Ich erklärte Annabelle, daß unsere Pläne leicht geändert werden müßten, daß es
eine >Kommen-Sie-wie-Sie-sind<-Party werden würde und daß sie ihre
Enttäuschung darüber, daß sie meinen neuen Anzug diesmal nicht zu Gesicht
bekäme, hinunterschlucken müsse. Ich rauchte fünf Zigaretten, während sie das Büro
in Ordnung brachte — eine Zigarette, während sie ihre Papiere auf dem
Schreibtisch wegräumte, und vier, während sie all die Verschönerungen an sich
selber vornahm, die sie nicht nötig hatte.
    Als sie schließlich mit ihrem
brandneuen Gesicht auftauchte, schob ich sie eilig hinaus in meinen Austin
Healey und teilte ihr mit, wir führen zum Bald Mountain hinaus, um einen Blick
auf den Propheten zu werfen. Ich wollte ihr Näheres über ihn erklären, aber
dessen bedurfte es nicht.
    »Ich habe eine Menge von ihm gehört.
Er sei ein absoluter Traum von einem Mann, behaupten alle.«
    »Ein Frischluft-Freud oder so
was?«
    »Sie brauchen gar nicht
ironisch zu werden«, sagte sie kalt. »Meine Freundin behauptet, er sei der, nun
ja, männlichste Mann, den sie je gesehen habe.«
    »Sie sollten erst mal mich in
meinen Handschellen sehen«, sagte ich freundlich.
    »Die habe ich beinahe
vergessen«, sagte Annabelle. »Danke, daß Sie mich daran erinnert haben.« Es war
ausgesprochen mein Fehler gewesen.
    Ich fuhr die gewundene Straße
hinauf, die zur Spitze des Bald Mountain führte, und parkte den Healey zwischen
einer Reihe anderer Wagen. Wir stiegen aus und bahnten uns unseren Weg zwischen
einer großen Menge von Leuten, die nahe am Rand des langgezogenen Steilabfalls
des Berges stand. Sie blickten alle westwärts in die untergehende Sonne, und
ich mußte blinzeln, um sehen zu können, was vor sich ging.

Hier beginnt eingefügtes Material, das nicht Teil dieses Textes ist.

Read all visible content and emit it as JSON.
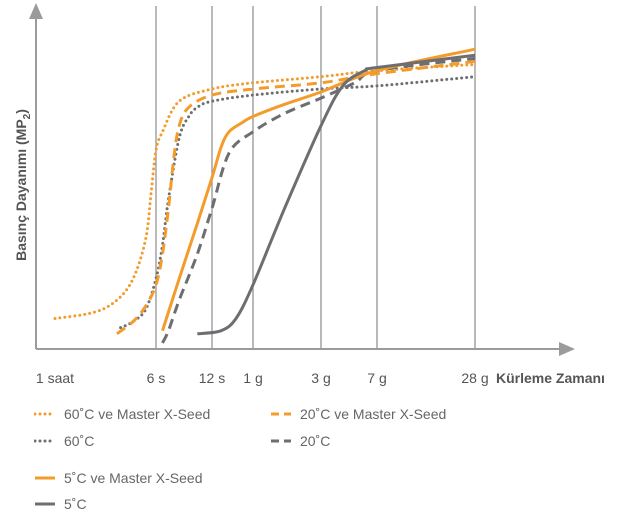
{
  "chart_data": {
    "type": "line",
    "ylabel": "Basınç Dayanımı (MP",
    "ylabel_sub": "2",
    "ylabel_tail": ")",
    "xlabel": "Kürleme Zamanı",
    "x_ticks": [
      "1 saat",
      "6 s",
      "12 s",
      "1 g",
      "3 g",
      "7 g",
      "28 g"
    ],
    "x_tick_hours": [
      1,
      6,
      12,
      24,
      72,
      168,
      672
    ],
    "y_range": [
      0,
      100
    ],
    "grid": "vertical lines at x ticks from 6 s to 28 g",
    "legend_position": "bottom",
    "series": [
      {
        "name": "60˚C ve Master X-Seed",
        "color": "#f39c2b",
        "style": "dotted",
        "x": [
          1,
          2,
          3,
          4,
          5,
          5.5,
          6,
          6.5,
          8,
          12,
          24,
          72,
          168,
          672
        ],
        "y": [
          9,
          11,
          15,
          22,
          35,
          50,
          64,
          70,
          80,
          84,
          86,
          88,
          90,
          92
        ]
      },
      {
        "name": "60˚C",
        "color": "#6d6e71",
        "style": "dotted",
        "x": [
          3.2,
          4,
          5,
          6,
          6.5,
          7,
          8,
          9,
          10,
          12,
          24,
          72,
          168,
          672
        ],
        "y": [
          6,
          8,
          12,
          22,
          33,
          48,
          68,
          75,
          78,
          80,
          82,
          84,
          85,
          88
        ]
      },
      {
        "name": "20˚C ve Master X-Seed",
        "color": "#f39c2b",
        "style": "dashed",
        "x": [
          3,
          4,
          5,
          6,
          6.5,
          7,
          7.5,
          8,
          9,
          12,
          24,
          72,
          168,
          672
        ],
        "y": [
          4,
          8,
          13,
          20,
          30,
          45,
          62,
          72,
          78,
          82,
          84,
          86,
          89,
          93
        ]
      },
      {
        "name": "20˚C",
        "color": "#6d6e71",
        "style": "dashed",
        "x": [
          6.5,
          7,
          8,
          10,
          12,
          16,
          24,
          40,
          72,
          120,
          168,
          672
        ],
        "y": [
          1,
          5,
          15,
          30,
          45,
          63,
          70,
          76,
          81,
          86,
          90,
          94
        ]
      },
      {
        "name": "5˚C ve Master X-Seed",
        "color": "#f39c2b",
        "style": "solid",
        "x": [
          6.5,
          8,
          10,
          12,
          14,
          16,
          20,
          24,
          40,
          72,
          168,
          672
        ],
        "y": [
          5,
          22,
          40,
          55,
          65,
          70,
          73,
          75,
          79,
          83,
          90,
          97
        ]
      },
      {
        "name": "5˚C",
        "color": "#6d6e71",
        "style": "solid",
        "x": [
          10,
          14,
          18,
          24,
          40,
          72,
          100,
          140,
          168,
          672
        ],
        "y": [
          4,
          5,
          9,
          20,
          45,
          72,
          85,
          90,
          91,
          95
        ]
      }
    ]
  }
}
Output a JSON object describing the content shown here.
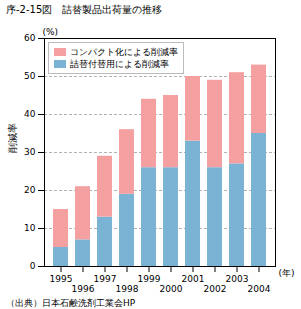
{
  "chart_data": {
    "type": "bar",
    "stacked": true,
    "title": "序-2-15図　詰替製品出荷量の推移",
    "source": "（出典）日本石鹸洗剤工業会HP",
    "xlabel": "(年)",
    "ylabel": "削減率",
    "ylabel_unit": "(%)",
    "categories": [
      "1995",
      "1996",
      "1997",
      "1998",
      "1999",
      "2000",
      "2001",
      "2002",
      "2003",
      "2004"
    ],
    "series": [
      {
        "name": "詰替付替用による削減率",
        "color": "#7ab3d4",
        "values": [
          5,
          7,
          13,
          19,
          26,
          26,
          33,
          26,
          27,
          35
        ]
      },
      {
        "name": "コンパクト化による削減率",
        "color": "#f4a0a0",
        "values": [
          10,
          14,
          16,
          17,
          18,
          19,
          17,
          23,
          24,
          18
        ]
      }
    ],
    "ylim": [
      0,
      60
    ],
    "yticks": [
      0,
      10,
      20,
      30,
      40,
      50,
      60
    ],
    "grid": true,
    "legend": "upper left"
  }
}
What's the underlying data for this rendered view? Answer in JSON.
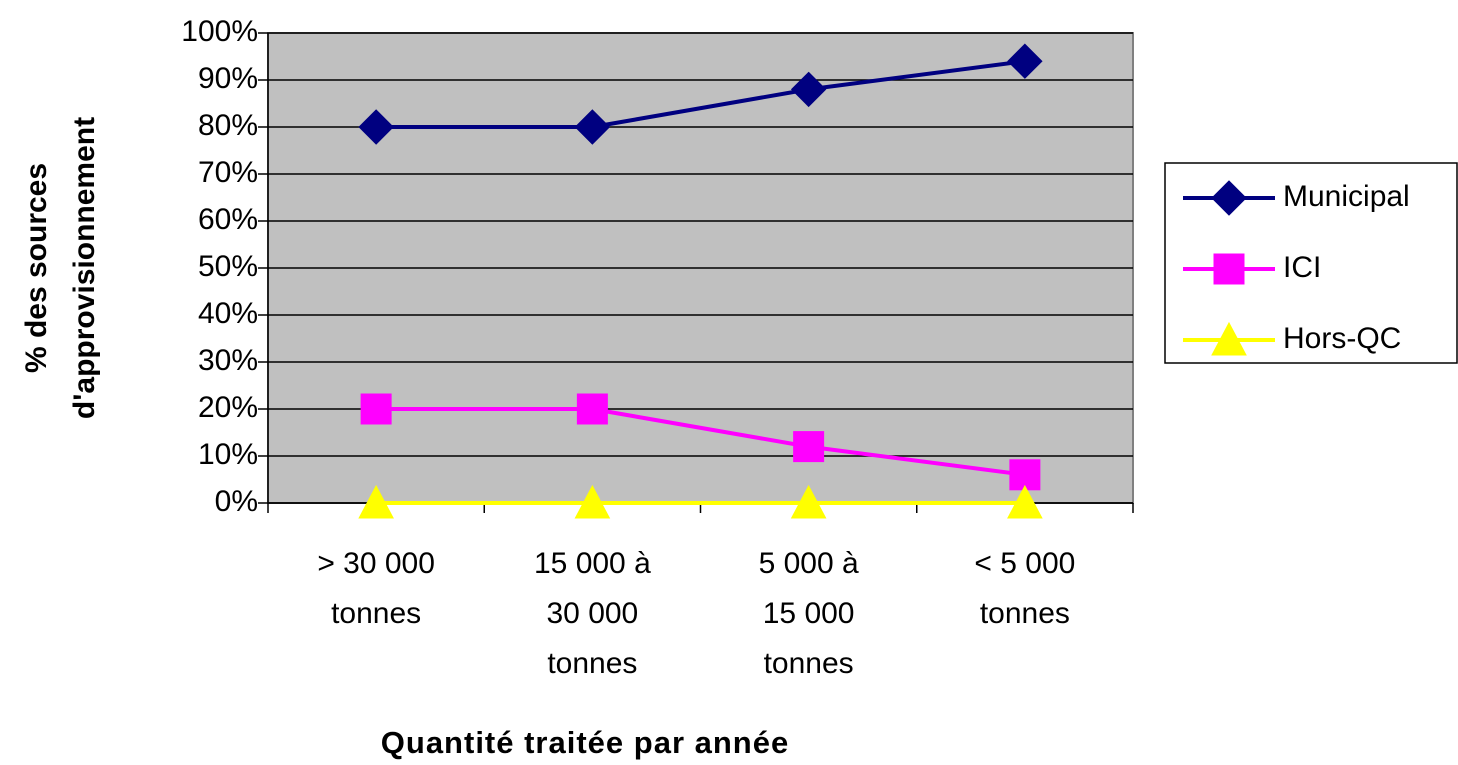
{
  "chart_data": {
    "type": "line",
    "x_label": "Quantité traitée par année",
    "y_label": [
      "% des sources",
      "d'approvisionnement"
    ],
    "categories": [
      [
        "> 30 000",
        "tonnes"
      ],
      [
        "15 000 à",
        "30 000",
        "tonnes"
      ],
      [
        "5 000 à",
        "15 000",
        "tonnes"
      ],
      [
        "< 5 000",
        "tonnes"
      ]
    ],
    "series": [
      {
        "name": "Municipal",
        "color": "#000080",
        "marker": "diamond",
        "values": [
          80,
          80,
          88,
          94
        ]
      },
      {
        "name": "ICI",
        "color": "#ff00ff",
        "marker": "square",
        "values": [
          20,
          20,
          12,
          6
        ]
      },
      {
        "name": "Hors-QC",
        "color": "#ffff00",
        "marker": "triangle",
        "values": [
          0,
          0,
          0,
          0
        ]
      }
    ],
    "ylim": [
      0,
      100
    ],
    "yticks": [
      {
        "value": 0,
        "label": "0%"
      },
      {
        "value": 10,
        "label": "10%"
      },
      {
        "value": 20,
        "label": "20%"
      },
      {
        "value": 30,
        "label": "30%"
      },
      {
        "value": 40,
        "label": "40%"
      },
      {
        "value": 50,
        "label": "50%"
      },
      {
        "value": 60,
        "label": "60%"
      },
      {
        "value": 70,
        "label": "70%"
      },
      {
        "value": 80,
        "label": "80%"
      },
      {
        "value": 90,
        "label": "90%"
      },
      {
        "value": 100,
        "label": "100%"
      }
    ],
    "grid": true,
    "legend": "right",
    "plot_background": "#c0c0c0"
  }
}
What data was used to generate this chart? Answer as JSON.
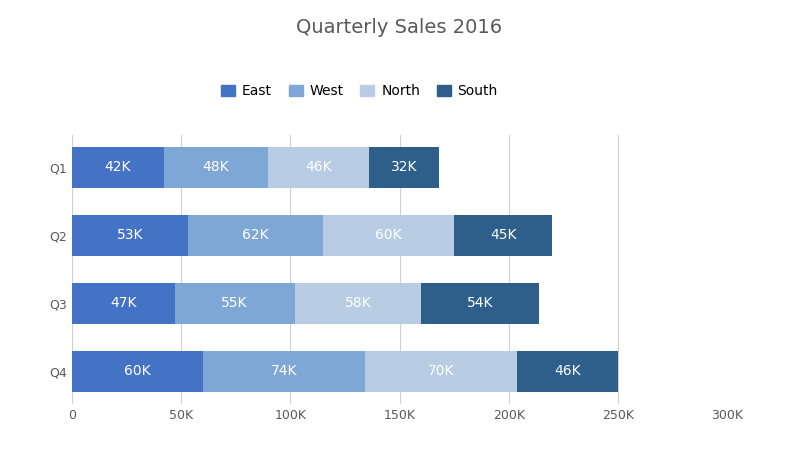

    Wir erreichten den Rand der
Menge, und nun konnte ich erkennen, was los war. Den Rücken der Sonne und das
Gesicht der Menge zugewandt, stand da ein dunkelhaariges Mädchen. Sie trug ein
langes weißes Gewand. Ich blickte schärfer hin, und dann war ich meiner Sache
sicher, auch ohne Sonnenbrille. »So was!« sagte ich begeistert. »Sie trägt
nicht einen Faden unter diesem Gewand!«
    »Wie können Sie das ohne
Feldstecher auf diese Entfernung erkennen?« fragte Annabelle steif.
    »Sobald ich, um so etwas auf
irgendeine Entfernung zu erkennen, einen Feldstecher brauche, heirate ich«,
erklärte ich ihr. »Dann hat das Leben ohnehin seinen ganzen Reiz verloren.«
    Ich konzentrierte mich erneut
auf das dunkelhaarige Mädchen. Die Anstrengung lohnte sich, weiß der Himmel.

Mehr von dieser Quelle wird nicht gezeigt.